Identification of essential proteins based on Local Random Walk and Adaptive Multi-View Multi-Label Learning

Accumulating evidences have indicated that essential proteins play vital roles in human physiological process. In recent years, although researches on prediction of essential proteins are developing rapidly, they suffer from various limitations including unsatisfactory data suitability and low accuracy of predictive results. In this manuscript, a novel method called RWAMVL was proposed to predict essential proteins based on Random Walk and Adaptive Multi-View multi-label Learning. In RWAMVL, taking into account that the inherent noise is ubiquitous in existing datasets of known protein-protein interactions (PPIs), a variety of different features including biological features of proteins and topological features of PPI networks would be obtained by adopting adaptive multi-view multi-label learning first. And then, an improved random walk method would be designed to detect essential proteins based on these different features.

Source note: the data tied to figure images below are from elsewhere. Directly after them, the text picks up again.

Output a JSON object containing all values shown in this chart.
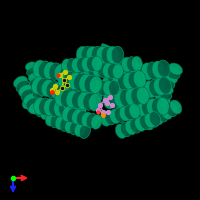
{
  "background_color": "#000000",
  "protein_color": "#00A870",
  "protein_dark": "#006045",
  "protein_light": "#00CC88",
  "ligand1_color": "#CCCC00",
  "ligand1_red": "#FF2200",
  "ligand1_dark": "#444400",
  "ligand2_color": "#CC88CC",
  "ligand2_orange": "#FF8800",
  "ligand2_red": "#FF3333",
  "axis_x_color": "#FF2222",
  "axis_y_color": "#2222FF",
  "axis_origin_color": "#00FF00"
}
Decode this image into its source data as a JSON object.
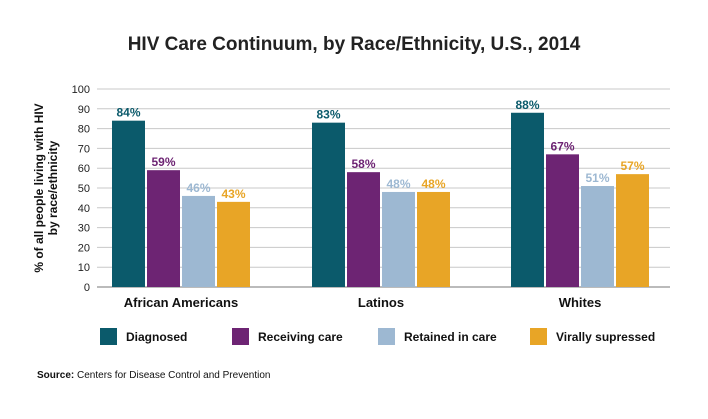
{
  "chart_data": {
    "type": "bar",
    "title": "HIV Care Continuum, by Race/Ethnicity, U.S., 2014",
    "ylabel_lines": [
      "% of all people living with HIV",
      "by race/ethnicity"
    ],
    "xlabel": "",
    "ylim": [
      0,
      100
    ],
    "yticks": [
      0,
      10,
      20,
      30,
      40,
      50,
      60,
      70,
      80,
      90,
      100
    ],
    "grid": true,
    "legend_position": "bottom",
    "categories": [
      "African Americans",
      "Latinos",
      "Whites"
    ],
    "series": [
      {
        "name": "Diagnosed",
        "color": "#0b5a6b",
        "label_color": "#0b5a6b",
        "values": [
          84,
          83,
          88
        ],
        "labels": [
          "84%",
          "83%",
          "88%"
        ]
      },
      {
        "name": "Receiving care",
        "color": "#6d2473",
        "label_color": "#6d2473",
        "values": [
          59,
          58,
          67
        ],
        "labels": [
          "59%",
          "58%",
          "67%"
        ]
      },
      {
        "name": "Retained in care",
        "color": "#9db8d2",
        "label_color": "#9db8d2",
        "values": [
          46,
          48,
          51
        ],
        "labels": [
          "46%",
          "48%",
          "51%"
        ]
      },
      {
        "name": "Virally supressed",
        "color": "#e8a526",
        "label_color": "#e8a526",
        "values": [
          43,
          48,
          57
        ],
        "labels": [
          "43%",
          "48%",
          "57%"
        ]
      }
    ]
  },
  "source": {
    "label": "Source:",
    "text": " Centers for Disease Control and Prevention"
  }
}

Finally, in order to accurately verify the predictive performance of RWAMVL, intensive experiments would be done to compare RWAMVL with multiple state-of-the-art predictive methods under different expeditionary frameworks, and comparative results illustrated that RWAMVL could achieve high prediction accuracy than all these competitive methods as a whole, which demonstrated that RWAMVL may be a potential tool for prediction of key proteins in the future.